Em pronunciamento durante o primeiro expediente da sessão plenária desta quarta-feira (08/05), a deputada Eliane Novais (PSB) destacou a necessidade de fortalecimento de instituições regionais, como o Departamento Nacional de Obras Contra as Secas (Dnocs). Segundo ela, nenhuma política regional de combate à seca terá sucesso enquanto esse e outros órgãos não forem reestruturados.

A parlamentar lembrou que o Dnocs vive uma crise estrutural e institucional, “o que prejudica diretamente as ações de combate à estiagem”. De acordo com Eliane, “há relatos de instalações e equipamentos sucateados, perímetros irrigados abandonados, número de funcionários defasados, além de denúncias de corrupção e aparelhamento político”.

Mesmo com a associação de servidores do Dnocs e lideranças políticas lutando para mudar essa realidade, conforme avaliou Eliane, “é necessário ir além”. Ela informou que o plano de lutas dos servidores inclui, entre outras ações, reforço no orçamento do órgão, ampliação de sua área de atuação, implementação do Plano de Cargos e Carreira, incorporação das gratificações ao vencimento básico dos servidores, entre outras demandas.

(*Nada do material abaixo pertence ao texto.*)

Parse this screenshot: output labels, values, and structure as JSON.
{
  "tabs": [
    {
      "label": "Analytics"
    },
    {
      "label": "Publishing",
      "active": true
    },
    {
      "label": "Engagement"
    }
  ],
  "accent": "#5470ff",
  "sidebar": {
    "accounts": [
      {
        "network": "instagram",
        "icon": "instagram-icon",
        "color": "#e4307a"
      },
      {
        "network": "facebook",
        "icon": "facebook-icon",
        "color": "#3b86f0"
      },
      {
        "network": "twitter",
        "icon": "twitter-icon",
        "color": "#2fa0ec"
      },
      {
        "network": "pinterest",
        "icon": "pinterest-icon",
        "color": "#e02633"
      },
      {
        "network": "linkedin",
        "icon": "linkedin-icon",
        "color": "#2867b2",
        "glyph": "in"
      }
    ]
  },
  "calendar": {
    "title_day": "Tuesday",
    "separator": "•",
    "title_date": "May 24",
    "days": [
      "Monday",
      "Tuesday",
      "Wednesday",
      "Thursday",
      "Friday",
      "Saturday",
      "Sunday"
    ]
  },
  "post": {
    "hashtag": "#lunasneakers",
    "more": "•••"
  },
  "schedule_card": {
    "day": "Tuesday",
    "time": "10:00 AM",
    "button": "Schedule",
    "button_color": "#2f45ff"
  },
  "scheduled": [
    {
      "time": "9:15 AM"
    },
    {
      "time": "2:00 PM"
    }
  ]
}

Ela informou, ainda, que o tema será debatido em audiência pública, promovida pela Comissão de Trabalho, Administração e Serviço Púbico da Câmara Federal, atendendo à solicitação do deputado federal Eudes Xavier (PT-CE). “Essa mobilização é fundamental para que, nas próximas estiagens, possamos dotar a região de infraestrutura técnica que possibilite a real convivência com o semiárido”, disse.

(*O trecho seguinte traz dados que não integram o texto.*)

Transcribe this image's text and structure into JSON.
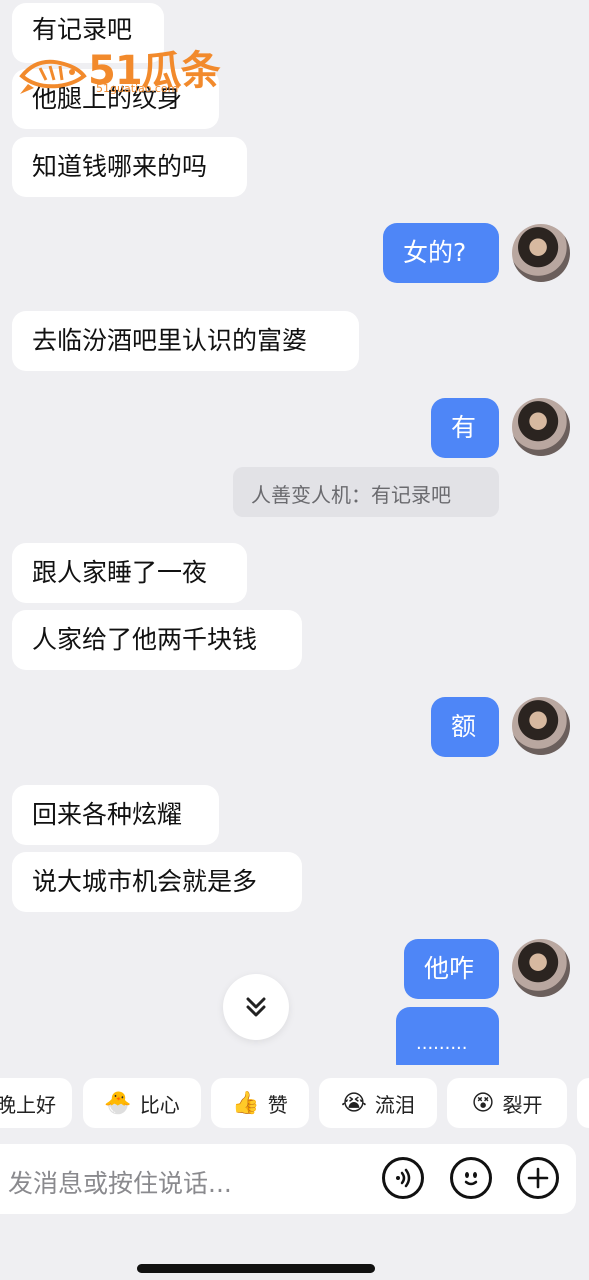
{
  "watermark": {
    "brand": "51瓜条",
    "sub": "51guatiao.com"
  },
  "messages": [
    {
      "side": "left",
      "text": "有记录吧"
    },
    {
      "side": "left",
      "text": "他腿上的纹身"
    },
    {
      "side": "left",
      "text": "知道钱哪来的吗"
    },
    {
      "side": "right",
      "text": "女的?"
    },
    {
      "side": "left",
      "text": "去临汾酒吧里认识的富婆"
    },
    {
      "side": "right",
      "text": "有"
    },
    {
      "side": "quote",
      "text": "人善变人机：有记录吧"
    },
    {
      "side": "left",
      "text": "跟人家睡了一夜"
    },
    {
      "side": "left",
      "text": "人家给了他两千块钱"
    },
    {
      "side": "right",
      "text": "额"
    },
    {
      "side": "left",
      "text": "回来各种炫耀"
    },
    {
      "side": "left",
      "text": "说大城市机会就是多"
    },
    {
      "side": "right",
      "text": "他咋"
    },
    {
      "side": "right",
      "text": "........."
    }
  ],
  "reactions": [
    {
      "label": "晚上好",
      "emoji": ""
    },
    {
      "label": "比心",
      "emoji": "🐣"
    },
    {
      "label": "赞",
      "emoji": "👍"
    },
    {
      "label": "流泪",
      "emoji": "😭"
    },
    {
      "label": "裂开",
      "emoji": "😵"
    }
  ],
  "input": {
    "placeholder": "发消息或按住说话..."
  },
  "icons": {
    "voice": "voice-icon",
    "emoji": "emoji-icon",
    "add": "plus-icon",
    "scroll": "chevron-double-down-icon"
  }
}
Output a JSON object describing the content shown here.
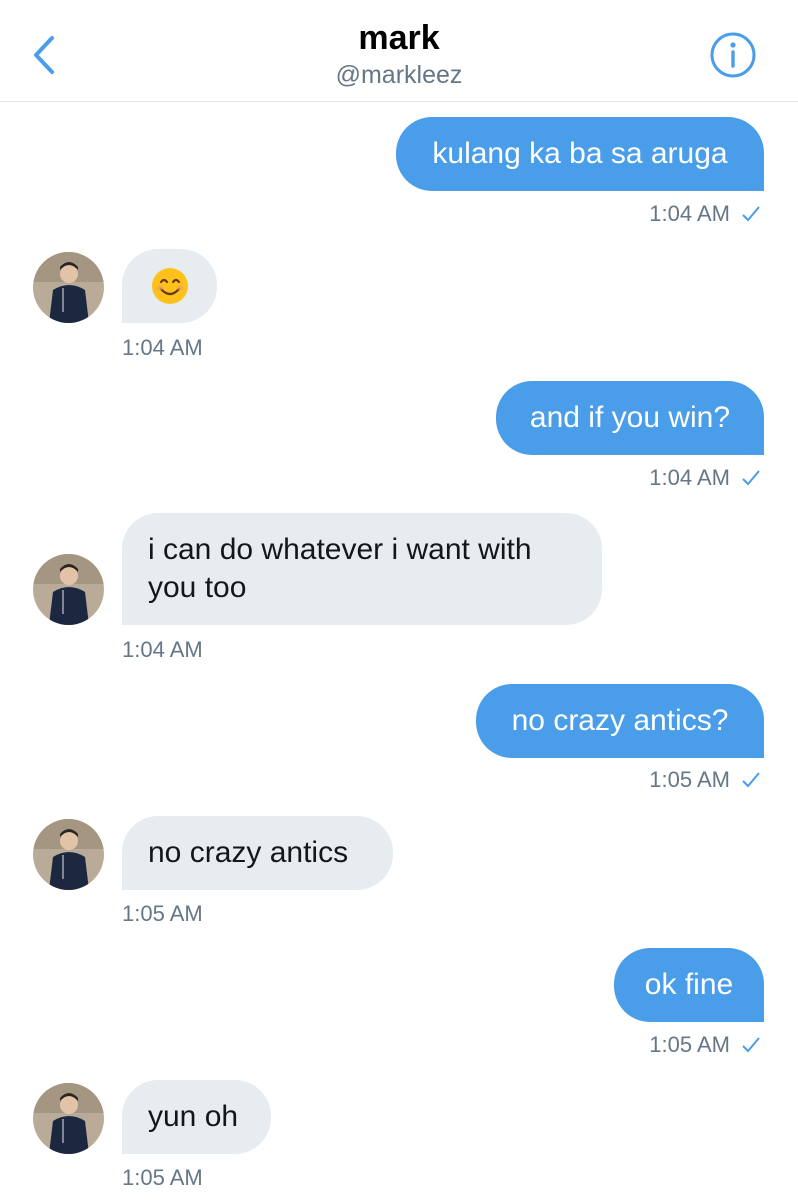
{
  "header": {
    "name": "mark",
    "handle": "@markleez"
  },
  "colors": {
    "accent": "#4a9ee9",
    "incoming_bubble": "#e6ecf0",
    "timestamp": "#657786"
  },
  "icons": {
    "back": "chevron-left-icon",
    "info": "info-circle-icon",
    "sent": "checkmark-icon",
    "emoji": "smiling-face-emoji"
  },
  "messages": [
    {
      "direction": "outgoing",
      "text": "kulang ka ba sa aruga",
      "time": "1:04 AM"
    },
    {
      "direction": "incoming",
      "text": "😊",
      "time": "1:04 AM"
    },
    {
      "direction": "outgoing",
      "text": "and if you win?",
      "time": "1:04 AM"
    },
    {
      "direction": "incoming",
      "text": "i can do whatever i want with you too",
      "time": "1:04 AM"
    },
    {
      "direction": "outgoing",
      "text": "no crazy antics?",
      "time": "1:05 AM"
    },
    {
      "direction": "incoming",
      "text": "no crazy antics",
      "time": "1:05 AM"
    },
    {
      "direction": "outgoing",
      "text": "ok fine",
      "time": "1:05 AM"
    },
    {
      "direction": "incoming",
      "text": "yun oh",
      "time": "1:05 AM"
    }
  ]
}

Em aparte, os deputados Delegado Cavalcante (PDT), Fernanda Pessoa (PR) e Vasques Landim (PR) concordaram com a importância de se debater o assunto, principalmente “nesse momento que se cogita a transferência da sede do órgão para Brasília”, lembrou Fernanda Pessoa. “Não tem sentido essa transferência, quando aqui é que é o centro dos problemas”, argumentou.

Já Vasques Landim avaliou a questão das secas como “um problema grave e cíclico, que só se resolverá com vontade política”.